Un lieu inédit réservé aux femmes
Dans le centre de Doha, la mosquée exclusivement dédiée aux femmes rompt avec une pratique majoritaire où les espaces féminins sont souvent secondaires ; elle propose une expérience spirituelle et sociale différente, centrée sur le confort et la liberté de culte.
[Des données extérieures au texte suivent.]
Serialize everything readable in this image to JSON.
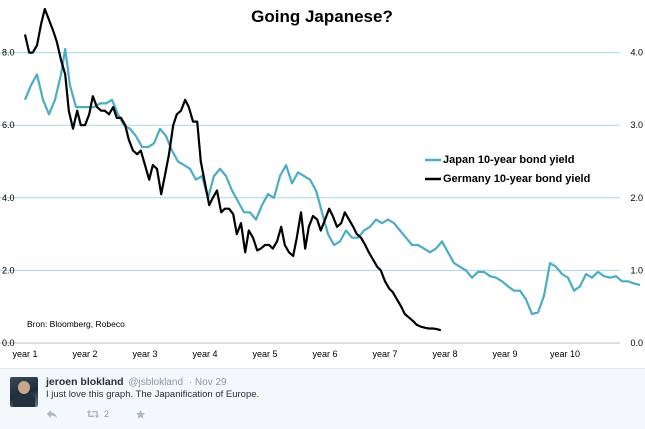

Par exemple, des fidèles comme Lamia, d’origine soudanaise, racontent qu’elles s’assoient « comme elles veulent » et vivent la prière comme un moment intime entre elles et Dieu.
- Intimité : un espace pensé pour réduire le regard social.
- Autonomie : des aménagements qui privilégient le confort féminin.
- Visibilité : une place pour que la voix des femmes soit entendue lors des offices.
Une architecture pensée au féminin
Le bâtiment, d’environ 4 600 m², a été conçu par des architectes internationaux et voulu par des décideuses qataries, avec une direction intellectuelle assurée par une islamologue. L’esthétique privilégie les courbes, l’élévation et l’élégance pour traduire une identité spatiale féminine.
- Capacité : salle de prière pour jusqu’à 800 personnes.
- Éléments : jardins, terrasses et design épuré du café.
- Choix esthétiques : matériaux, lumière et volumes pensés pour une expérience apaisée.
Des espaces pour apprendre et se rencontrer
Au-delà de la prière, la mosquée accueille une bibliothèque et des lieux de rassemblement qui favorisent l’étude et l’échange. On y trouve des ouvrages précis illustrant la diversité des sujets abordés, comme des textes sur le droit familial, la finance islamique et les femmes en science.
- Exemples d’ouvrages : Les femmes, la famille et le divorce dans l’histoire de l’Islam ; Introduction à la banque et à la finance islamiques ; Les femmes, la science et la technologie.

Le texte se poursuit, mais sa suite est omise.